Are there population-specific considerations (e.g., children, patients, shift workers)?

Some populations may be more susceptible to the effects of broadband noise on sleep stages. Children, who spend more time in REM sleep and are in critical stages of brain development, may be particularly vulnerable to disturbances in REM caused by continuous background noise. In contrast, patients in noisy hospital environments may benefit from white noise as a masking tool, although the long-term safety and developmental impacts, especially in infants and children, are still not fully understood 5 12.

• Children and infants spend more time in REM sleep, and evidence on the safety of continuous noise exposure in these groups is limited 5.
• In neonatal intensive care, white noise has shown some positive effects (e.g., weight gain), but sleep-wake pattern improvements are not consistently demonstrated 12.
• Hospitalized adults and patients exposed to high environmental noise may experience improved sleep quality with white noise masking, but these results may not apply to healthy individuals or home settings 10 11.
• The new study’s caution regarding the use of pink noise for children is supported by concerns about vulnerable populations in the literature 5 12.

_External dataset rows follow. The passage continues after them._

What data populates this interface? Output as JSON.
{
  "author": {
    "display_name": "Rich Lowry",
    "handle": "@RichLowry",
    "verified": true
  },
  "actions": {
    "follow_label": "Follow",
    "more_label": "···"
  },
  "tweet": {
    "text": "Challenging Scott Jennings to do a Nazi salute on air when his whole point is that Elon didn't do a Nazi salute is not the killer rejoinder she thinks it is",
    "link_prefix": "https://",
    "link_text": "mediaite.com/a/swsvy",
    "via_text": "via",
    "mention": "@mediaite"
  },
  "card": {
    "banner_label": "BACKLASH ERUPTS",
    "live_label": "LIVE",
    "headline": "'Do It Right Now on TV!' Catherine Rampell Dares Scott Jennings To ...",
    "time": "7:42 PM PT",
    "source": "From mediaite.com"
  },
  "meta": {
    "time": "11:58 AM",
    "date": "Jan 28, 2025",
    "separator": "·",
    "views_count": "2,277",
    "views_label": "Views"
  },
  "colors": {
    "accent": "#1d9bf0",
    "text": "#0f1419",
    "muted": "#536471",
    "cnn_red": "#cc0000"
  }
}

How do tailored auditory stimuli (e.g., binaural beats, ASMR) compare to broadband noise?

Emerging research suggests that customized auditory approaches, such as binaural beats combined with ASMR triggers or rhythmic acoustic stimulation, may offer sleep-promoting benefits without the potential downsides of continuous broadband noise. These methods can induce sleep-related brainwave patterns and enhance slow-wave sleep without reducing REM sleep, and may provide greater psychological comfort 1 8.

• Combined binaural beats and ASMR triggers can effectively induce sleep and promote user comfort, providing an alternative to continuous noise 1.
• Rhythmic, non-continuous pink noise bursts delivered during naps have been shown to enhance slow-wave activity, potentially supporting restorative sleep without broadly suppressing REM 8.
• These targeted approaches may reduce negative effects on sleep architecture compared to continuous broadband noise, an area that warrants further study 1 8.
• The new study’s findings highlight the need for research into safer and more effective auditory sleep aids.

Future Research Questions

Given the mixed and often inconclusive evidence, future research is needed to clarify the long-term health effects, optimal use, and safety of broadband noise as a sleep aid—especially in vulnerable populations. The limitations of current studies, including small sample sizes, short durations, and lack of focus on developmental or cognitive outcomes, underscore the importance of further investigation.

Research Question	Relevance
What are the long-term effects of continuous broadband noise exposure on sleep architecture and cognition?	Long-term studies are lacking, and potential cumulative effects on REM and deep sleep, as well as cognitive outcomes, are not well understood 3 5 7.
How do different colors of noise (pink, white, brown) differentially impact sleep stages?	Comparative studies are needed to determine whether specific types of broadband noise have unique effects on NREM, REM, and overall sleep quality 5 6 7.
What are the effects of broadband noise exposure on sleep in children and other vulnerable populations?	Children and infants may be particularly sensitive to disruptions in REM sleep; research on developmental and health impacts is limited and urgently needed 5 12.
Are tailored auditory stimuli (e.g. binaural beats, ASMR) safer or more effective than continuous noise for sleep induction?	Personalized auditory interventions may offer sleep benefits without suppressing REM or deep sleep, but direct comparisons and safety data are sparse 1 8.
What are the optimal sound intensity levels for noise-based sleep aids to maximize benefit and minimize harm?	Many studies use 50–60 dB(A), but effects at lower or higher intensities are not well characterized, and there may be a threshold above which sleep disruption occurs 4 6 7.